What’s in the latest Firefox update? Firefox 72 nixes fingerprinting, obnoxious notification appeals





Mozilla on Tuesday launched Firefox 72, which expanded picture-in-picture video mode to macOS and by default blocked “fingerprinting,” an advanced tracking method practiced by some sites and advertisers.

The open-source developers also patched 11 vulnerabilities, five labeled “High,” Mozilla’s second-most-serious threat rating. As usual, some of the flaws might be used by criminals. “We presume that with enough effort … it could be exploited to run arbitrary code,” the firm wrote of the CVE-2019-17017 vulnerability.

Firefox 72 can be downloaded for Windows, macOS and Linux from Mozilla’s site. Because Firefox updates in the background, most users need only relaunch the browser to get the latest version. To manually update on Windows, pull up the menu under the three horizontal bars at the upper right, then click the help icon (the question mark within a circle). Choose “About Firefox.” (On macOS, “About Firefox” can be found under the “Firefox” menu.) The resulting page shows that the browser is either up to date or describes the refresh process.

Mozilla now refreshes Firefox every five weeks; it last upgraded the browser on Dec. 3.
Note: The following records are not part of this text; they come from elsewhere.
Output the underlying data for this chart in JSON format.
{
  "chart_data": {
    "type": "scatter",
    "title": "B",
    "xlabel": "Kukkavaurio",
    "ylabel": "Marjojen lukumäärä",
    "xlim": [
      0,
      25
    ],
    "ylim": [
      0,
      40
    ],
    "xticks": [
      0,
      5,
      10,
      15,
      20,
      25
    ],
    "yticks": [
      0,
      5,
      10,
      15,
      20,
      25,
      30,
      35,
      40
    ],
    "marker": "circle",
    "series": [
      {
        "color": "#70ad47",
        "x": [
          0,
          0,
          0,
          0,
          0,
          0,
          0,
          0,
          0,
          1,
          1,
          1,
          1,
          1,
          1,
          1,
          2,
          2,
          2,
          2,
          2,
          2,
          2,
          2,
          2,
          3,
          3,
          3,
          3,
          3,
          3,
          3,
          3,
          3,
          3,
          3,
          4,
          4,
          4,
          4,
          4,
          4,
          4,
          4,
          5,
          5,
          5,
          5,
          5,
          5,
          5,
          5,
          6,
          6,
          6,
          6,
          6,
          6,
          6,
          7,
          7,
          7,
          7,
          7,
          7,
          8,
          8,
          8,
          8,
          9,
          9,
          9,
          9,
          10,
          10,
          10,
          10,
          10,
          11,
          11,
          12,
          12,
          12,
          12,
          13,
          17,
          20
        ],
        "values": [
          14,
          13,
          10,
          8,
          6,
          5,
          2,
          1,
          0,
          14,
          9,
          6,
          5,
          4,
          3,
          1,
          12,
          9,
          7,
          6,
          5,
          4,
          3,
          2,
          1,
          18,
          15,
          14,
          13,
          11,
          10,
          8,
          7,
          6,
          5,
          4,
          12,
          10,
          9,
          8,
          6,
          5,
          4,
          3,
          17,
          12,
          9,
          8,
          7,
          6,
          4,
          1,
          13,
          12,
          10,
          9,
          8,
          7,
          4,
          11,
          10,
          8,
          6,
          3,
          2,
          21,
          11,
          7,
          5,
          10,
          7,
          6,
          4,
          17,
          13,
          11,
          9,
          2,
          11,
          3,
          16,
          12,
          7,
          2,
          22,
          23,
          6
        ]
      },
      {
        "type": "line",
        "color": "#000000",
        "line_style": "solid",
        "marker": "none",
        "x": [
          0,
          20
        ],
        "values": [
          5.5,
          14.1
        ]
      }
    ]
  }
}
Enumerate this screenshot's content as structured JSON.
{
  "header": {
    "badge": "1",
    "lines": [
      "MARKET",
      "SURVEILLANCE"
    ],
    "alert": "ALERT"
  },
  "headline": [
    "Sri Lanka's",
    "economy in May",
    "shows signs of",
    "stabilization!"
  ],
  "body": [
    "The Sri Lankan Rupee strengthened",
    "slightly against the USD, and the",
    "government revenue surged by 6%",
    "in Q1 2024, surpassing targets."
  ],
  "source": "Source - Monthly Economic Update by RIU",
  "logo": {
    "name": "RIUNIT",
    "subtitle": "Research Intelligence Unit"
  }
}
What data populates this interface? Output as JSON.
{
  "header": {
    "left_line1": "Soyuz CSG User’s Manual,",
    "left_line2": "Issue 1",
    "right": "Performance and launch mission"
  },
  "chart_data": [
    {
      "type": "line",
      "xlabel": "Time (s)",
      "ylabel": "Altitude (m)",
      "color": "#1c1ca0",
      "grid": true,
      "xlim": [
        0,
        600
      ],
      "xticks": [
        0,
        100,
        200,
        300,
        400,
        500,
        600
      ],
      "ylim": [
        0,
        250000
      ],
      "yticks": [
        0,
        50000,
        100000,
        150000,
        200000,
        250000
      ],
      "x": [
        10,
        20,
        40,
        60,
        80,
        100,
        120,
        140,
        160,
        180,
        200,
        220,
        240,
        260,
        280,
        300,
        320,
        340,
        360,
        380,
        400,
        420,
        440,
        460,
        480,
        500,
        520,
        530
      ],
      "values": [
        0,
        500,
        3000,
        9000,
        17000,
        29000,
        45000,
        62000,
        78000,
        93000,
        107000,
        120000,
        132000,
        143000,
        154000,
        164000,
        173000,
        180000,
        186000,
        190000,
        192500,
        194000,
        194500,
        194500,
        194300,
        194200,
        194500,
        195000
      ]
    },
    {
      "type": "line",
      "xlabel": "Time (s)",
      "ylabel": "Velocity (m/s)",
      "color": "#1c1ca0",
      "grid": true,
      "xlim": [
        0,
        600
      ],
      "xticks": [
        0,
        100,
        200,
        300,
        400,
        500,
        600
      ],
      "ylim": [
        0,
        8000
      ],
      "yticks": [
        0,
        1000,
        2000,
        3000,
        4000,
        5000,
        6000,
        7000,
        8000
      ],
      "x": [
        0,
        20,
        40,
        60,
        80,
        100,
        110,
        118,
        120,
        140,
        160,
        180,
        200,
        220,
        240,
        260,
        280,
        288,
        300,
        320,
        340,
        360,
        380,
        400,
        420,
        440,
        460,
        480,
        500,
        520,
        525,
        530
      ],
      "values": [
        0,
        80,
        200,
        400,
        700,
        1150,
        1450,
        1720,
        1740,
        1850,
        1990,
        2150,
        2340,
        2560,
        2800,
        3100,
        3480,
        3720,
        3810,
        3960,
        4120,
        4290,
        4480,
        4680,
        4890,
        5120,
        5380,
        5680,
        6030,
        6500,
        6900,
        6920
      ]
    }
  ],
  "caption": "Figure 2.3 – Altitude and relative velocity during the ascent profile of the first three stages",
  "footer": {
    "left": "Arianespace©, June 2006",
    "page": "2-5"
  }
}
(In September 2019, Mozilla said it would reduce the intervals between upgrades. The earlier six-week stretch was shortened to five weeks between Firefox 71 and 72. Starting with March’s Firefox 74, the interval will drop to four weeks.)

PiP-pin for McIntosh?

A month ago, Mozilla introduced Picture-in-Picture (PiP) with Firefox 71, touting the new feature’s ability to display video in a separate, small window while the user continues to surf elsewhere or even works outside the browser. Then, PiP was limited to Firefox running on Windows.